Tutto ciò ricalca fedelmente quell’ambizione alla costruzione del Russkij mir, il “mondo russo”, che ha portato Putin a una serie di rivendicazioni storiche sui vecchi territori russi, in continuità con l’imperialismo zarista e i suoi dettami sull’ortodossia, la lingua, la cultura, e sull’unità slava orientale.

Questo quadro è stato tracciato da Dugin molto prima che Putin utilizzasse diversi pretesti – l’abbaiare della Nato ai confini della Russia, e il classico della persecuzione delle minoranze russe e russofone – per confondere le acque nel tentativo di giustificare l’aggressione militare dell’Ucraina.

L’ideologia antioccidentale cancella il Russkij mir in nome della Realpolitik

Messa da parte la schiera – non sappiamo quanto folta – dei traditori della Patria in attesa delle cure dell’art. 246 del c. p., fa specie osservare come i boccaloni di indomita fede antioccidentale trascurino pesantemente l’aspetto ideologico che connota l’essenza e le azioni esterne della Russia di oggi.

Gli utili idioti che servono la causa di Putin, facendo da megafono alla sua narrazione quali pedine della strategia di guerra ibrida e cognitiva, finiscono invischiati in quel realismo che, in nome degli interessi territoriali ed economici, li porta a misconoscere – accecati come sono dall’odio verso la civiltà occidentale e il capitalismo – l’ideologia imperialista russa che ha riportato la guerra in Europa, ed il ruolo che questa esercita su quegli stessi interessi.

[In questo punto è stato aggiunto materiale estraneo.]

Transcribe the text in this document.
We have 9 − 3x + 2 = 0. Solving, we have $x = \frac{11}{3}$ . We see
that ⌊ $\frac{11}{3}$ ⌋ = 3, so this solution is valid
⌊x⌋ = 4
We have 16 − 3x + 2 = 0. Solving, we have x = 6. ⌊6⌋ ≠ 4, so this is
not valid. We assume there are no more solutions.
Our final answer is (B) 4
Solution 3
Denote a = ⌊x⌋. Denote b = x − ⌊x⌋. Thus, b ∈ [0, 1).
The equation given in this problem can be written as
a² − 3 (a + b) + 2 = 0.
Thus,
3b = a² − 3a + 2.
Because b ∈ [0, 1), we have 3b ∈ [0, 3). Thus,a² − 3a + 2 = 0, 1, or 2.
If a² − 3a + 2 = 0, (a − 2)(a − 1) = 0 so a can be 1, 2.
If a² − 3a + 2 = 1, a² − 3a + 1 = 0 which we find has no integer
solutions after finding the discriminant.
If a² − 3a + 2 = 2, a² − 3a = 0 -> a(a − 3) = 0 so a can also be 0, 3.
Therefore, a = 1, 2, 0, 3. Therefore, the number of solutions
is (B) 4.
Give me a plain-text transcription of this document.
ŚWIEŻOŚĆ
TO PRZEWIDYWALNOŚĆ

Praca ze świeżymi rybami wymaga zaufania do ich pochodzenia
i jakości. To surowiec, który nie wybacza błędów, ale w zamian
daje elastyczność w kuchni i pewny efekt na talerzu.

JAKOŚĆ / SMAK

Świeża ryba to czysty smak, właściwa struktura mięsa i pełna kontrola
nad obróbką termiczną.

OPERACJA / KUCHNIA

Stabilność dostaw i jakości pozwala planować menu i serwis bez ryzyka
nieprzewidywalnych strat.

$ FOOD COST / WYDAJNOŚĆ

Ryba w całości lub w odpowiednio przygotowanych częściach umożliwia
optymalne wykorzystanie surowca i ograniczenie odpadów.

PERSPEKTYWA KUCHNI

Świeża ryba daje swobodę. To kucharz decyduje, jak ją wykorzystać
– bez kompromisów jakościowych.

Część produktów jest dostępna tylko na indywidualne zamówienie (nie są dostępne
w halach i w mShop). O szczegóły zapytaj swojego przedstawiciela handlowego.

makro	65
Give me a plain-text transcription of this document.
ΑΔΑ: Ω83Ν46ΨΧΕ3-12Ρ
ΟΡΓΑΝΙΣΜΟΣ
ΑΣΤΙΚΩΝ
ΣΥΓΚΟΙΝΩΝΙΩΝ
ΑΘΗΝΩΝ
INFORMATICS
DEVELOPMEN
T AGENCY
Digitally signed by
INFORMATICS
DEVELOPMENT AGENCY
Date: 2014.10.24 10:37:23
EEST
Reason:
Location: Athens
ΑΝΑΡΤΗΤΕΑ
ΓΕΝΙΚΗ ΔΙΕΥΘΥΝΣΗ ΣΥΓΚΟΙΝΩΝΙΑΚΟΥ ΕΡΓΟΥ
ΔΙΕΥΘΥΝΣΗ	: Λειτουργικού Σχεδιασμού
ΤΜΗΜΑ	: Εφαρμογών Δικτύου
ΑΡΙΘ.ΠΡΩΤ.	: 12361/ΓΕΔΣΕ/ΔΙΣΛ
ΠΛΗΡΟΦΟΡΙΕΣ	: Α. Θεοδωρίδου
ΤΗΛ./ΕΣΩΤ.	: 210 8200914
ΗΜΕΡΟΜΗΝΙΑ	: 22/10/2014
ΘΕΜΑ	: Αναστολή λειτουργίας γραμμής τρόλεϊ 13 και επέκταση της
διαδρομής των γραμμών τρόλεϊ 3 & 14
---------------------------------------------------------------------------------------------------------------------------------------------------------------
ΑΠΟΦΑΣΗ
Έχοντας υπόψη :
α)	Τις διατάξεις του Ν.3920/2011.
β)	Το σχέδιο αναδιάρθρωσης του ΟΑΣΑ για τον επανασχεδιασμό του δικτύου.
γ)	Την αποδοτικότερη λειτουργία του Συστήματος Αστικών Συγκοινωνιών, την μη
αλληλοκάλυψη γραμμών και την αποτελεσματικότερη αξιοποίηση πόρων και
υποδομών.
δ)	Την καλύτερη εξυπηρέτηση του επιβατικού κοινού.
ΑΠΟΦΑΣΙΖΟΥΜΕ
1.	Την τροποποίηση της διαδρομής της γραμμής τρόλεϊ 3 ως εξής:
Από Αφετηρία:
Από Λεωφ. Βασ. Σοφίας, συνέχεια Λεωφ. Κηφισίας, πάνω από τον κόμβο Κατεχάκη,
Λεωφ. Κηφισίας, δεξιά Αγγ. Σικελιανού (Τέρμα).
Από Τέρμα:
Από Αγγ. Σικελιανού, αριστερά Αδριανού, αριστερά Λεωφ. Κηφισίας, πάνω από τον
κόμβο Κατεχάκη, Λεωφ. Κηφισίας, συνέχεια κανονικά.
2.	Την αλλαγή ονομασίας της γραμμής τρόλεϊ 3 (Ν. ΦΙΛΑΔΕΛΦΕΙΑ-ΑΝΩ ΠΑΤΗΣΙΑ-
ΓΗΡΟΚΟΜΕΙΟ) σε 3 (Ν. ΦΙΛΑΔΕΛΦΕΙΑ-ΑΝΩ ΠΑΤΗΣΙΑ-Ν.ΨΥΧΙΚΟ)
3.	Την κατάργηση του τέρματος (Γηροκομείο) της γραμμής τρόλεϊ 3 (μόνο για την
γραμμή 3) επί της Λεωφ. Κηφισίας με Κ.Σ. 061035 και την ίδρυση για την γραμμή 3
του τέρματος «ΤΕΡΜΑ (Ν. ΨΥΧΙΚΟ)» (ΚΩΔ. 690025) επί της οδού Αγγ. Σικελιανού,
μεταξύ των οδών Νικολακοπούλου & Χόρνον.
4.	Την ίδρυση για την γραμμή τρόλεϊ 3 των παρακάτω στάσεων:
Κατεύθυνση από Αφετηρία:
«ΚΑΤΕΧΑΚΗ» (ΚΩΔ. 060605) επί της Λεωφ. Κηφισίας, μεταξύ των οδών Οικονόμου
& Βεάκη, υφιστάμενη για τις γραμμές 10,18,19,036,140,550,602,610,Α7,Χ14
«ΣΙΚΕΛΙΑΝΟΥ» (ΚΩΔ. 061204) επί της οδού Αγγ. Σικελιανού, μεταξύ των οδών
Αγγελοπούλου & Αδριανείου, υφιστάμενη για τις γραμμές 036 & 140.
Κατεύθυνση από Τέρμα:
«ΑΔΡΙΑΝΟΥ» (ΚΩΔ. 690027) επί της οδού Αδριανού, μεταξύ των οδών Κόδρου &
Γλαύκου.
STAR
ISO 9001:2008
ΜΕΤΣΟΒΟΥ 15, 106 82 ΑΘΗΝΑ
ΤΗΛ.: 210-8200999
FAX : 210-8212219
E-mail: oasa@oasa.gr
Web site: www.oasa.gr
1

La realtà continua ad essere di ben altro avviso, e ci dice che la Russia vuole prendere il controllo della Repubblica di Moldova a partire dall’autunno, e sta preparando una forte ingerenza nelle elezioni parlamentari di settembre; è pronta a mandare i soliti omini verdi in Estonia per mettere alla prova la coesione e la tenuta dell’Alleanza atlantica; sta significativamente rafforzando le infrastrutture militari sul confine finlandese. Il tutto senza aver mai cessato i bombardamenti indiscriminati sulla popolazione ucraina, che anzi intensifica in prossimità di ogni tentativo di negoziato.

Poi, c’è chi con rabbioso disprezzo recita la solita giaculatoria invocando il ricorso alla prodigiosa diplomazia verso Mosca, e sostiene che non c’è nulla da temere perché la Russia non è un nostro nemico. Sono gli stessi che asseriscono che fu lo spietato Occidente a causare il crollo dell’Urss: la “più grande catastrofe geopolitica del XX secolo”. Parole che Putin pronunciò nel 2005 alla Duma.

La narrazione putiniana e il racconto antioccidentale si sovrappongono ancora. Peccato che Washington fece il possibile per salvare l’Unione sovietica, e la sua dissoluzione fu in larga parte dovuta al ruolo della Russia di El’cin, di cui Putin fu l’erede.

Ma questi sono ammennicoli da guerrafondai, travestiti da liberaldemocratici, ai quali i sacerdoti senza più religione dediti all’idealizzazione della Russia storica ed eterna non possono prestare ascolto.